Tiffany wants to maintain that pace, with plans to accelerate its store expansion program in the U.S. to five to seven new stores annually from three to five a year, and the opening of 10 stores internationally in 2007, according to Mike Kowalski, chairman and chief executive officer, during a conference call with Wall Street analysts.

In a telephone interview, Mark Aaron, Tiffany's vice president for investor relations, said the retailer will open three stores in Japan, two in Tokyo and one in Hiroshima, this year. The company, which last month opened a store in Seoul, will open a unit in Singapore at the Changi airport in 2007. In Europe, a store is set to open later this year in Hamburg, Germany.

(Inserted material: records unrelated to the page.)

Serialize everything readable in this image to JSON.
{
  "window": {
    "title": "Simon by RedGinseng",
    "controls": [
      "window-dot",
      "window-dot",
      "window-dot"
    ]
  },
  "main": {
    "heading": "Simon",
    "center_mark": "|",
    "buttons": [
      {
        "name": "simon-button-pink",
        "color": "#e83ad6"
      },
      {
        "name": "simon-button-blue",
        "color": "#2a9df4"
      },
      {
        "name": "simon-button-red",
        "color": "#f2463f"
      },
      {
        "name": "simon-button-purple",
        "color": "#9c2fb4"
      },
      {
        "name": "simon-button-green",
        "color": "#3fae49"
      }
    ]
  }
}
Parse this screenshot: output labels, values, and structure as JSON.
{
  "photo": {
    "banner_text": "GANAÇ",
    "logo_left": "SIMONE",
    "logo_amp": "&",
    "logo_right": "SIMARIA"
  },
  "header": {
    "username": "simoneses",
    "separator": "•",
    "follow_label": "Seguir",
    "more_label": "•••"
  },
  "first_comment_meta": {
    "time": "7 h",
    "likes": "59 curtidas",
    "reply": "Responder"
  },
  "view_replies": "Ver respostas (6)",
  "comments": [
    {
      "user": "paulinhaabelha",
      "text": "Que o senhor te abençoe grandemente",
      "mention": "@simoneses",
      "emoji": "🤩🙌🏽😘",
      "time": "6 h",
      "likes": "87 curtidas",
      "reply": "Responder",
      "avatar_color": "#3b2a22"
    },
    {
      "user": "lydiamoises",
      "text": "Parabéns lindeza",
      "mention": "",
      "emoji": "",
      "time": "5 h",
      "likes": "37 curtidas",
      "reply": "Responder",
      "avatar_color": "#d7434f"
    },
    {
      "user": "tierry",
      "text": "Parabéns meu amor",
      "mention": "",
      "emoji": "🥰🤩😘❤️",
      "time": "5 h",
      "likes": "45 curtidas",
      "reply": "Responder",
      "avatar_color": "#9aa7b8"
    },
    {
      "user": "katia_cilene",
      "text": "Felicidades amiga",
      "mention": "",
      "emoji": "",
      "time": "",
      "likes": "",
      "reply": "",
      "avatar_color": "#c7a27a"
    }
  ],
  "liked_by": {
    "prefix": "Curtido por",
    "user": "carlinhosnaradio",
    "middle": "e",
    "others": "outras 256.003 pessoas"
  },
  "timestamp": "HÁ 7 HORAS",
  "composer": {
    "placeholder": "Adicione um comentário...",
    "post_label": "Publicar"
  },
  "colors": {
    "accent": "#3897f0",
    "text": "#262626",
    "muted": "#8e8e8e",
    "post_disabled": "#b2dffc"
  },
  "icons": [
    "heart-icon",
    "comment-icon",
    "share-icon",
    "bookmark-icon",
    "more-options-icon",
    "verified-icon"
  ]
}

The retailer has 52 stores in Japan and four in Mainland China. In China, there are two stores in Beijing, one in the Palace Hotel and the other at Oriental Plaza, and two in Shanghai, one in City Plaza and the other in Plaza 66. Off the mainland, there is a store in Macau and six sites in Hong Kong.

Indicating Tiffany's growing interest in the Chinese market, which offers huge potential for luxury brands, the retailer has established an informational Web site in the country. "We wanted to build brand awareness, and the informational site will help us do that," Aaron said.

He said the company felt it was too early to have an e-commerce site for China, which will also mean setting up an infrastructure for order fulfillment services. The baby step in China is not unlike what Tiffany did a few years ago in setting up its informational site in Japan before expanding into e-commerce in 2005. Tiffany also operates e-commerce sites in the U.S., the United Kingdom and Canada.

"All international markets are growing at a robust rate, [although] Japan has softened....Japan is still very important to us, but those other regions also have become important so that we are more geographically diversified," Aaron said.